Organised religion is magic whose practitioners won. Which has nothing to do with whether their magic works.

Posted by: Fletcher Christian at November 16, 2009 2:37 PM

Science is much harder then religion, because religion doesn't have a lot of really hard math. For some reason, I liked thermodynamics when I took it in school. Most of our studies involved heat engines.

Posted by: Duncan Winn at November 16, 2009 7:42 PM

The results of elections last fall
Are now plain to de seen by all
That Lorenz Fitzgerald's
Equations did herald
Economic entropy's crawl

....nnnn..'o.o'..uu!u....algie
Illegitimi nOn carborundum

Posted by: algie at November 16, 2009 9:05 PM

Sean Carroll is to be commended for this. What I have to say is not intended as criticism.

It occurs to me to comment that the original sin is taking knowledge as a surrogate for faith. This is the Fall from Grace. That places objective reality, mediated by our five senses, over what is subjectively real. Can one ever attain ultimate knowledge? You can certainly try. You can dedicate your life to rationalization. But in the end you will only have built approximations. Some of these are exquisite beyond belief. Touching that beauty with your mind is a form of love (worship) of the divine, I submit, but true understanding will have escaped your precision completely.

Sean Carroll may be a spiritual man. I suspect he is, though certainly not in my mold. Objective reality per se is intimately bound up with the subjective. It "awakens" us to inwardness if we do not get overly carried away with sensuous nature. Many scientists, and others too, mistake measurement for understanding. Inwardness has its own rewards. There you see that primordial matter, star dust, if you will, has embedded therein not just life and sentience, but also the concomitants of sentient life too. Beauty, truth, wisdom, knowledge, understanding, liberty, love, all these and more, are real objects, just like a rock, though their "stuff" is more subtle; these exist as a potentiality in the very stuff of the cosmos. There is no rational way to understand this. It just has to be accepted. Do I think we have dominion over the Earth? Definitely. But not just the Earth. Witness the likes of Sean Carroll. I also think that the cosmos is infinitely malleable. This means, in part, that if you believe in nothing the cosmos will accommodate you. In the end you will wind up with exactly that.

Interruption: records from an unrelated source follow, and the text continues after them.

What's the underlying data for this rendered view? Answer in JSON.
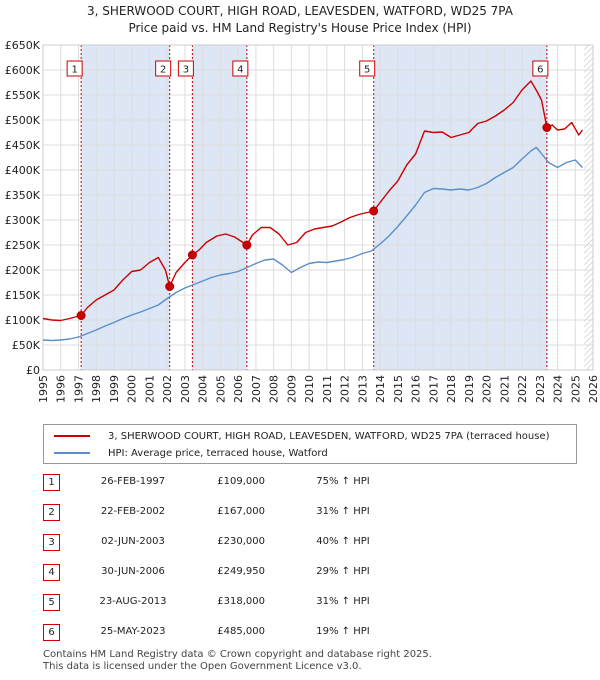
{
  "title_line1": "3, SHERWOOD COURT, HIGH ROAD, LEAVESDEN, WATFORD, WD25 7PA",
  "title_line2": "Price paid vs. HM Land Registry's House Price Index (HPI)",
  "colors": {
    "property": "#cc0000",
    "hpi": "#5b8fc9",
    "band": "#dde6f5",
    "grid": "#dddddd",
    "marker_border": "#cc0000"
  },
  "chart_data": {
    "type": "line",
    "title": "Price paid vs. HM Land Registry's House Price Index (HPI)",
    "xlabel": "",
    "ylabel": "",
    "xlim": [
      1995,
      2026
    ],
    "ylim": [
      0,
      650000
    ],
    "y_ticks": [
      0,
      50000,
      100000,
      150000,
      200000,
      250000,
      300000,
      350000,
      400000,
      450000,
      500000,
      550000,
      600000,
      650000
    ],
    "y_tick_labels": [
      "£0",
      "£50K",
      "£100K",
      "£150K",
      "£200K",
      "£250K",
      "£300K",
      "£350K",
      "£400K",
      "£450K",
      "£500K",
      "£550K",
      "£600K",
      "£650K"
    ],
    "x_ticks": [
      1995,
      1996,
      1997,
      1998,
      1999,
      2000,
      2001,
      2002,
      2003,
      2004,
      2005,
      2006,
      2007,
      2008,
      2009,
      2010,
      2011,
      2012,
      2013,
      2014,
      2015,
      2016,
      2017,
      2018,
      2019,
      2020,
      2021,
      2022,
      2023,
      2024,
      2025,
      2026
    ],
    "x_tick_labels": [
      "1995",
      "1996",
      "1997",
      "1998",
      "1999",
      "2000",
      "2001",
      "2002",
      "2003",
      "2004",
      "2005",
      "2006",
      "2007",
      "2008",
      "2009",
      "2010",
      "2011",
      "2012",
      "2013",
      "2014",
      "2015",
      "2016",
      "2017",
      "2018",
      "2019",
      "2020",
      "2021",
      "2022",
      "2023",
      "2024",
      "2025",
      "2026"
    ],
    "shaded_bands": [
      [
        1997.15,
        2002.14
      ],
      [
        2003.42,
        2006.49
      ],
      [
        2013.64,
        2023.4
      ]
    ],
    "hatched_region": [
      2025.5,
      2026
    ],
    "series": [
      {
        "name": "3, SHERWOOD COURT, HIGH ROAD, LEAVESDEN, WATFORD, WD25 7PA (terraced house)",
        "color": "#cc0000",
        "x": [
          1995,
          1995.5,
          1996,
          1996.5,
          1997.15,
          1997.5,
          1998,
          1998.5,
          1999,
          1999.5,
          2000,
          2000.5,
          2001,
          2001.5,
          2001.9,
          2002.14,
          2002.5,
          2003,
          2003.42,
          2003.8,
          2004.2,
          2004.8,
          2005.3,
          2005.8,
          2006.49,
          2006.8,
          2007.3,
          2007.8,
          2008.3,
          2008.8,
          2009.3,
          2009.8,
          2010.3,
          2010.8,
          2011.3,
          2011.8,
          2012.3,
          2012.8,
          2013.64,
          2014,
          2014.5,
          2015,
          2015.5,
          2016,
          2016.5,
          2017,
          2017.5,
          2018,
          2018.5,
          2019,
          2019.5,
          2020,
          2020.5,
          2021,
          2021.5,
          2022,
          2022.5,
          2022.8,
          2023.1,
          2023.4,
          2023.7,
          2024,
          2024.4,
          2024.8,
          2025.2,
          2025.4
        ],
        "y": [
          103000,
          100000,
          99000,
          103000,
          109000,
          125000,
          140000,
          150000,
          160000,
          180000,
          197000,
          200000,
          215000,
          225000,
          200000,
          167000,
          195000,
          215000,
          230000,
          240000,
          255000,
          268000,
          272000,
          266000,
          249950,
          270000,
          285000,
          285000,
          272000,
          250000,
          255000,
          275000,
          282000,
          285000,
          288000,
          296000,
          305000,
          311000,
          318000,
          335000,
          358000,
          378000,
          410000,
          432000,
          478000,
          475000,
          476000,
          465000,
          470000,
          475000,
          493000,
          498000,
          508000,
          520000,
          535000,
          560000,
          578000,
          560000,
          540000,
          485000,
          490000,
          480000,
          482000,
          495000,
          470000,
          480000
        ]
      },
      {
        "name": "HPI: Average price, terraced house, Watford",
        "color": "#5b8fc9",
        "x": [
          1995,
          1995.5,
          1996,
          1996.5,
          1997,
          1997.5,
          1998,
          1998.5,
          1999,
          1999.5,
          2000,
          2000.5,
          2001,
          2001.5,
          2002,
          2002.5,
          2003,
          2003.5,
          2004,
          2004.5,
          2005,
          2005.5,
          2006,
          2006.5,
          2007,
          2007.5,
          2008,
          2008.5,
          2009,
          2009.5,
          2010,
          2010.5,
          2011,
          2011.5,
          2012,
          2012.5,
          2013,
          2013.5,
          2014,
          2014.5,
          2015,
          2015.5,
          2016,
          2016.5,
          2017,
          2017.5,
          2018,
          2018.5,
          2019,
          2019.5,
          2020,
          2020.5,
          2021,
          2021.5,
          2022,
          2022.5,
          2022.8,
          2023,
          2023.5,
          2024,
          2024.5,
          2025,
          2025.4
        ],
        "y": [
          60000,
          59000,
          60000,
          62000,
          66000,
          73000,
          80000,
          88000,
          95000,
          103000,
          110000,
          116000,
          123000,
          130000,
          143000,
          155000,
          164000,
          171000,
          178000,
          185000,
          190000,
          193000,
          197000,
          205000,
          213000,
          220000,
          222000,
          210000,
          195000,
          205000,
          213000,
          216000,
          215000,
          218000,
          221000,
          226000,
          233000,
          238000,
          252000,
          268000,
          287000,
          308000,
          330000,
          355000,
          363000,
          362000,
          360000,
          362000,
          360000,
          365000,
          373000,
          385000,
          395000,
          405000,
          422000,
          438000,
          445000,
          437000,
          415000,
          405000,
          415000,
          420000,
          405000
        ]
      }
    ],
    "sale_markers": [
      {
        "label": "1",
        "x": 1997.15,
        "y": 109000
      },
      {
        "label": "2",
        "x": 2002.14,
        "y": 167000
      },
      {
        "label": "3",
        "x": 2003.42,
        "y": 230000
      },
      {
        "label": "4",
        "x": 2006.49,
        "y": 249950
      },
      {
        "label": "5",
        "x": 2013.64,
        "y": 318000
      },
      {
        "label": "6",
        "x": 2023.4,
        "y": 485000
      }
    ]
  },
  "legend": {
    "property_label": "3, SHERWOOD COURT, HIGH ROAD, LEAVESDEN, WATFORD, WD25 7PA (terraced house)",
    "hpi_label": "HPI: Average price, terraced house, Watford"
  },
  "sales": [
    {
      "num": "1",
      "date": "26-FEB-1997",
      "price": "£109,000",
      "hpi": "75% ↑ HPI"
    },
    {
      "num": "2",
      "date": "22-FEB-2002",
      "price": "£167,000",
      "hpi": "31% ↑ HPI"
    },
    {
      "num": "3",
      "date": "02-JUN-2003",
      "price": "£230,000",
      "hpi": "40% ↑ HPI"
    },
    {
      "num": "4",
      "date": "30-JUN-2006",
      "price": "£249,950",
      "hpi": "29% ↑ HPI"
    },
    {
      "num": "5",
      "date": "23-AUG-2013",
      "price": "£318,000",
      "hpi": "31% ↑ HPI"
    },
    {
      "num": "6",
      "date": "25-MAY-2023",
      "price": "£485,000",
      "hpi": "19% ↑ HPI"
    }
  ],
  "footer_line1": "Contains HM Land Registry data © Crown copyright and database right 2025.",
  "footer_line2": "This data is licensed under the Open Government Licence v3.0."
}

God descends into matter to re-emerge as self realized being - the story of the Christ teaches this, and the star of David is an icon of this. I happen to think lately that the symbol for Om is similarly an icon of this. So, to me at least, the body is a mere chrysalis, a temporary home for the incubating spirit. This from Soren Kierkegaard. God stands with his hands outstretched. In one he holds ultimate truth. In the other he holds the unending search for ultimate truth. Which do you choose? God can keep the great mystery for himself. I choose to endlessly seek after that mystery. What else are we going to do for, what? Eternity?

Posted by: John at November 17, 2009 8:50 AM

My compliments to all those who provided comments. The latest addition to my calendar (and I suspect more than a few other readers, as well): look for a copy of "I Am A Strange Loop."

John: This means, in part, that if you believe in nothing the cosmos will accommodate you. In the end you will wind up with exactly that. Hmmmmmmm.

Posted by: RattlerGator at November 17, 2009 5:06 PM

I am pleased that several people here found my recommendation of "I am a Strange Loop" to be of interest. Could our host perhaps put up a discussion thread on it in the near future?